The publication on April 26 of an implementing decree on the law passed after the Halimi affair creates confusion.
Barely closed in Parliament, the battle around the question of criminal irresponsibility has rekindled on the occasion of the publication, on April 26, of a decree of implementing the law of January 24. In fact, this decree seems to take the opposite view from what the Minister of Justice, Eric-Dupond-Moretti, and the majority had engaged during the parliamentary debate in the second semester 2021.
One of the objectives of the law relating to criminal responsibility and internal security was to respond to the misunderstanding created by the Sarah Halimi affair, whose murderer was deemed criminally irresponsible. The Court of Cassation had found that the law did not make it possible to distinguish the reasons which caused the temporary abolition of its discernment. The legislator therefore created an offense allowing to judge a person, not for his crime for whom irresponsibility would be retained, but for having consumed upstream a “psychoactive substance” by being aware that it could make him lose the link with reality and commit a crime.
This offense is supposed to concern the very rare cases in which drug or excessive alcohol consumption would have caused a temporary abolition of discernment. There was no question of including the case of a patient with mental disorders who would have stopped his treatment. “We must not confuse the voluntary capture of psychotropic drugs and the omission of care”, had thus justified Mr. Dupond-Moretti before the Law Commission of the National Assembly.
“General Bronca”
So why is it specified in the Official Journal of April 26 that the provisions of the new article 706-120 of the Code of Criminal Procedure resulting from the law of January 24 apply “when the mental disorder does not result from Voluntary poisoning of the constitutive person of these new offenses, but that it follows, for example, from the latter’s judgment by medical treatment “? This sentence does not appear in the decree itself, signed by the Minister, but in the “notice” introducing it.

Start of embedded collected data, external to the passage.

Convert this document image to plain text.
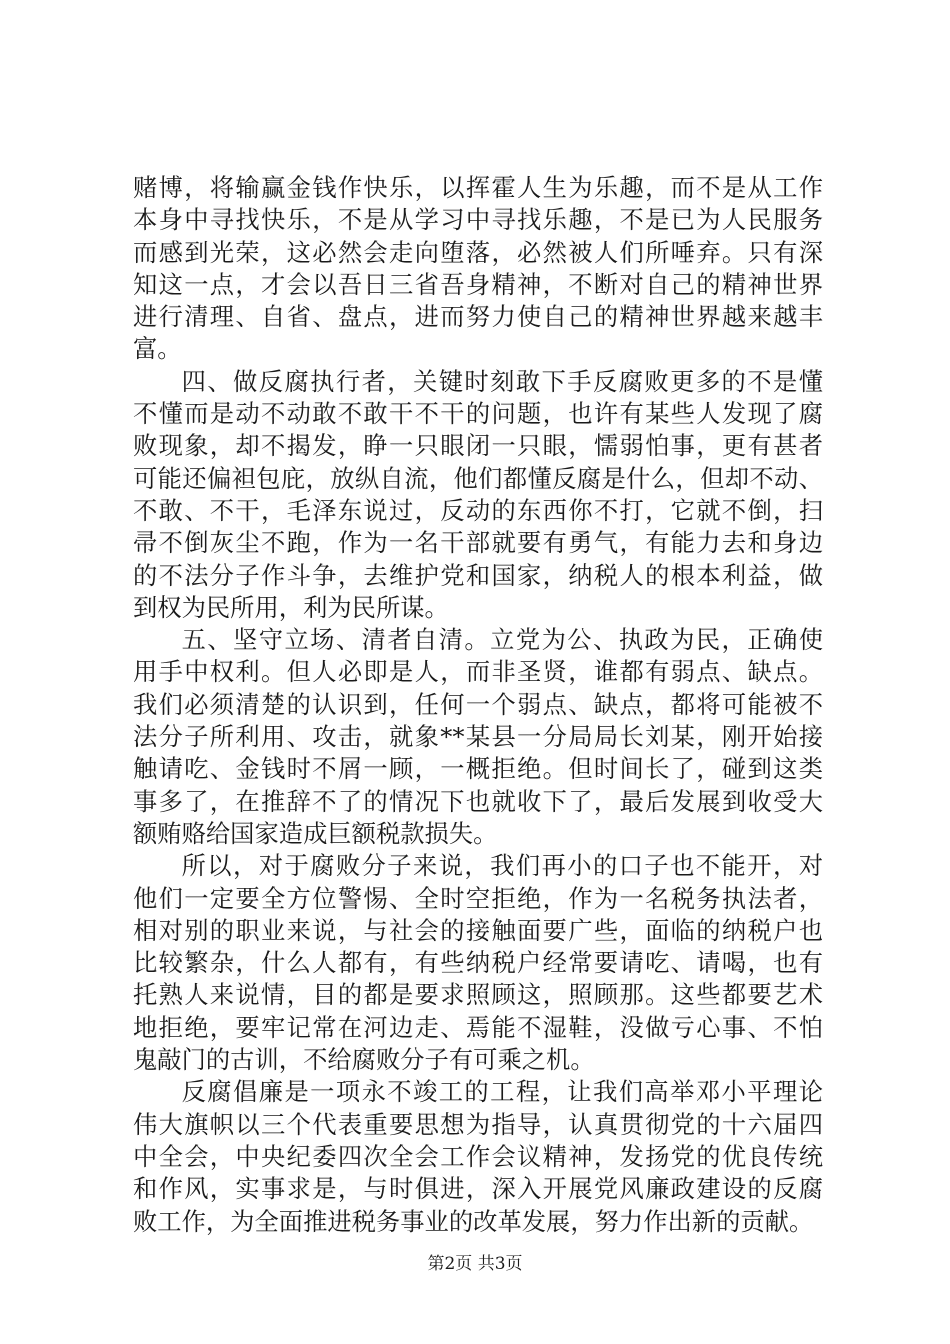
赌博，将输赢金钱作快乐，以挥霍人生为乐趣，而不是从工作
本身中寻找快乐，不是从学习中寻找乐趣，不是已为人民服务
而感到光荣，这必然会走向堕落，必然被人们所唾弃。只有深
知这一点，才会以吾日三省吾身精神，不断对自己的精神世界
进行清理、自省、盘点，进而努力使自己的精神世界越来越丰
富。
四、做反腐执行者，关键时刻敢下手反腐败更多的不是懂
不懂而是动不动敢不敢干不干的问题，也许有某些人发现了腐
败现象，却不揭发，睁一只眼闭一只眼，懦弱怕事，更有甚者
可能还偏袒包庇，放纵自流，他们都懂反腐是什么，但却不动、
不敢、不干，毛泽东说过，反动的东西你不打，它就不倒，扫
帚不倒灰尘不跑，作为一名干部就要有勇气，有能力去和身边
的不法分子作斗争，去维护党和国家，纳税人的根本利益，做
到权为民所用，利为民所谋。
五、坚守立场、清者自清。立党为公、执政为民，正确使
用手中权利。但人必即是人，而非圣贤，谁都有弱点、缺点。
我们必须清楚的认识到，任何一个弱点、缺点，都将可能被不
法分子所利用、攻击，就象**某县一分局局长刘某，刚开始接
触请吃、金钱时不屑一顾，一概拒绝。但时间长了，碰到这类
事多了，在推辞不了的情况下也就收下了，最后发展到收受大
额贿赂给国家造成巨额税款损失。
所以，对于腐败分子来说，我们再小的口子也不能开，对
他们一定要全方位警惕、全时空拒绝，作为一名税务执法者，
相对别的职业来说，与社会的接触面要广些，面临的纳税户也
比较繁杂，什么人都有，有些纳税户经常要请吃、请喝，也有
托熟人来说情，目的都是要求照顾这，照顾那。这些都要艺术
地拒绝，要牢记常在河边走、焉能不湿鞋，没做亏心事、不怕
鬼敲门的古训，不给腐败分子有可乘之机。
反腐倡廉是一项永不竣工的工程，让我们高举邓小平理论
伟大旗帜以三个代表重要思想为指导，认真贯彻党的十六届四
中全会，中央纪委四次全会工作会议精神，发扬党的优良传统
和作风，实事求是，与时俱进，深入开展党风廉政建设的反腐
败工作，为全面推进税务事业的改革发展，努力作出新的贡献。
第2页 共3页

A real red cloth that made all psychiatrist organizations jump. “Stopping treatment, therapeutic unobservance or partial adhesion to a prescription are clinical signs of most severe mental illnesses (psychotic disorders, bipolar disorders in particular)”, recall the legal psychiatry section of the association French of biological psychiatry and neuropsychopharmacology, the National Company of Psychiatrists Experts at the Courts of Appeal (CNEPCA) and the National Association of Psychiatrists Experts in a joint statement published on April 28. These organizations unanimously denounce a decree which “therefore makes the patient guilty of his symptoms”.